Mentre si trastullava con queste idee,
vide scurirsi il cielo, e di li a poco, vento e nubi tornarono,
costringendola a rientrare in fretta. Il mare oggi era diverso infatti, anche
l’odore della salsedine e delle sedie abbandonate al sole era cambiato, come
un’odore di muffa e di umido misto ad altri elementi marini. Ma lei non avrebbe
certo lasciato che tutto ciò la deprimesse. A casa, aspettando suo padre,
iniziò un nuovo dipinto.
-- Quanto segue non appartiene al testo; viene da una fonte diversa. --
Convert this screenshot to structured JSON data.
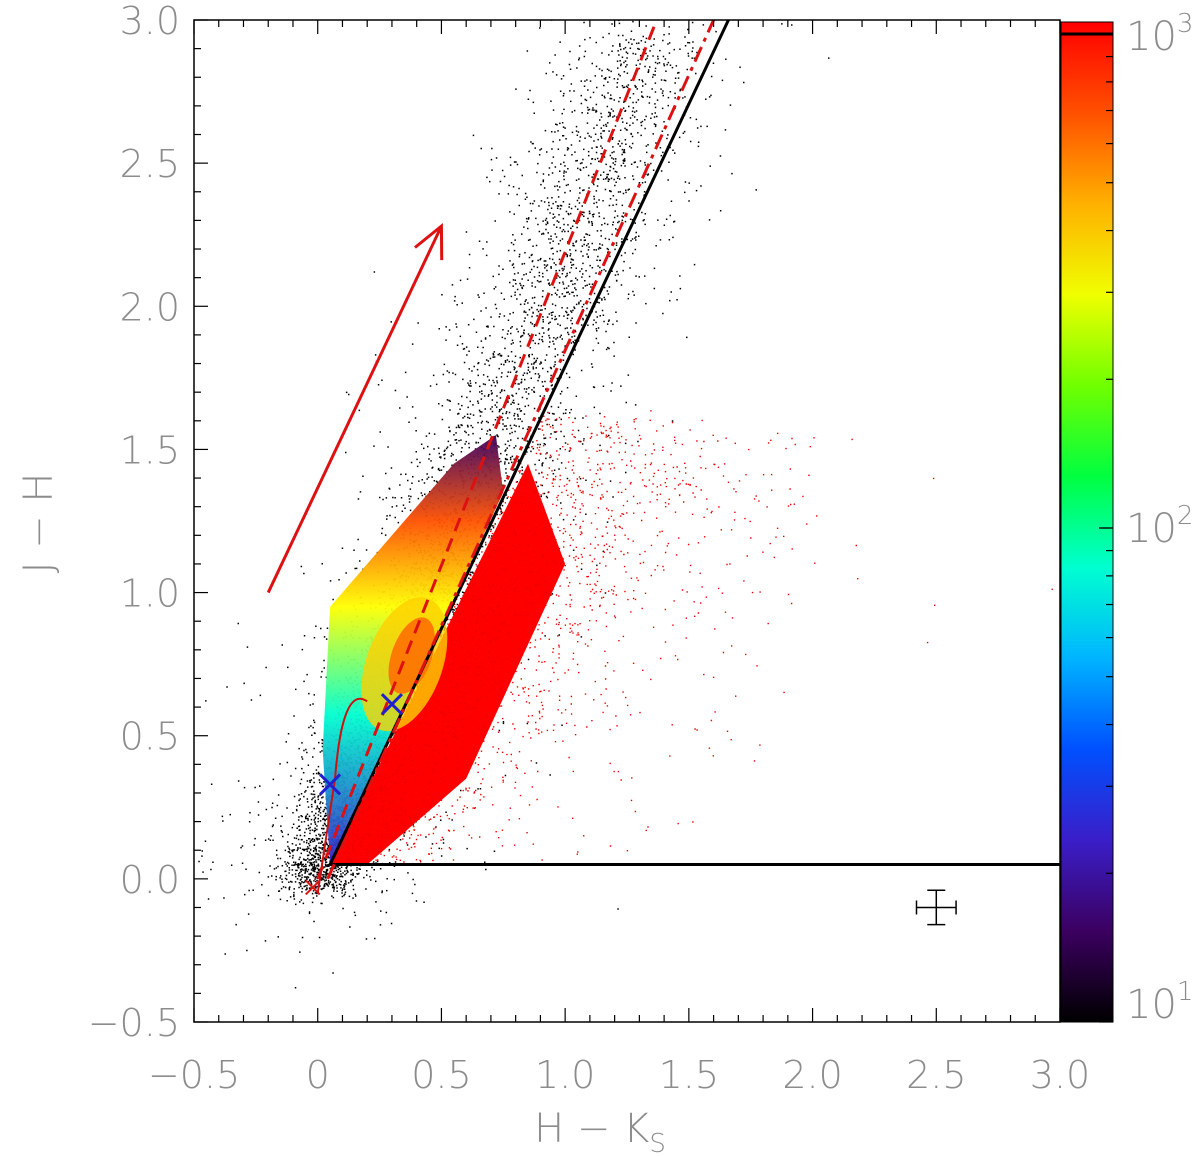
{
  "chart_data": {
    "type": "scatter",
    "xlabel": "H − K",
    "xlabel_subscript": "S",
    "ylabel": "J − H",
    "xlim": [
      -0.5,
      3.0
    ],
    "ylim": [
      -0.5,
      3.0
    ],
    "x_ticks": [
      "−0.5",
      "0",
      "0.5",
      "1.0",
      "1.5",
      "2.0",
      "2.5",
      "3.0"
    ],
    "y_ticks": [
      "−0.5",
      "0.0",
      "0.5",
      "1.0",
      "1.5",
      "2.0",
      "2.5",
      "3.0"
    ],
    "colorbar": {
      "scale": "log",
      "range": [
        10,
        1000
      ],
      "ticks": [
        {
          "value": 10,
          "label_base": "10",
          "label_exp": "1"
        },
        {
          "value": 100,
          "label_base": "10",
          "label_exp": "2"
        },
        {
          "value": 1000,
          "label_base": "10",
          "label_exp": "3"
        }
      ],
      "colors": [
        "#000000",
        "#3b0060",
        "#3a1ec8",
        "#0050ff",
        "#00b4ff",
        "#00ffd0",
        "#00ff40",
        "#70ff00",
        "#f0ff00",
        "#ffb000",
        "#ff5000",
        "#ff0000"
      ]
    },
    "lines": [
      {
        "name": "main-boundary",
        "style": "solid",
        "color": "#000000",
        "x": [
          0.05,
          1.66
        ],
        "y": [
          0.05,
          3.0
        ]
      },
      {
        "name": "horizontal-boundary",
        "style": "solid",
        "color": "#000000",
        "x": [
          0.05,
          3.0
        ],
        "y": [
          0.05,
          0.05
        ]
      },
      {
        "name": "dashed-line",
        "style": "dashed",
        "color": "#dd1111",
        "x": [
          0.0,
          1.37
        ],
        "y": [
          0.0,
          3.0
        ]
      },
      {
        "name": "dash-dot-line",
        "style": "dashdot",
        "color": "#dd1111",
        "x": [
          0.04,
          1.6
        ],
        "y": [
          0.0,
          3.0
        ]
      },
      {
        "name": "reddening-vector",
        "style": "arrow",
        "color": "#dd1111",
        "x": [
          -0.2,
          0.5
        ],
        "y": [
          1.0,
          2.28
        ]
      }
    ],
    "markers": [
      {
        "name": "blue-cross-1",
        "x": 0.05,
        "y": 0.33,
        "color": "#2020cc"
      },
      {
        "name": "blue-cross-2",
        "x": 0.3,
        "y": 0.61,
        "color": "#2020cc"
      }
    ],
    "error_bar": {
      "x": 2.5,
      "y": -0.1,
      "xerr": 0.08,
      "yerr": 0.06
    },
    "series": [
      {
        "color": "#000000",
        "distribution": "stellar locus along reddening band"
      },
      {
        "color": "#ff0000",
        "distribution": "sources redward of boundary line"
      }
    ]
  }
}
Certo, i temporali avevano un effetto strano su di
lei. C’era un qualche nesso che le sfuggiva al momento, ma di sicuro prima o
poi avrebbe capito. E in effetti capì. Ma molti anni dopo, quando il fatto
stesso di aver compreso quello strano andirivieni di personaggi effimeri e
falsamente interessati alla sua persona non aveva ormai più alcun rilievo. Suo
padre morì di li a poco in un incidente stradale, e lei nella disperazione,
aveva convinto Stanislao a vendere la casa al mare e a comprarne una in
montagna, ove si trasferirono nel giro di pochi mesi. Nel frattempo era anche
nato suo figlio Marcello, e appena svuotata dal pancione da puerpera dovette,
suo malgrado ricominciare a lavorare sodo.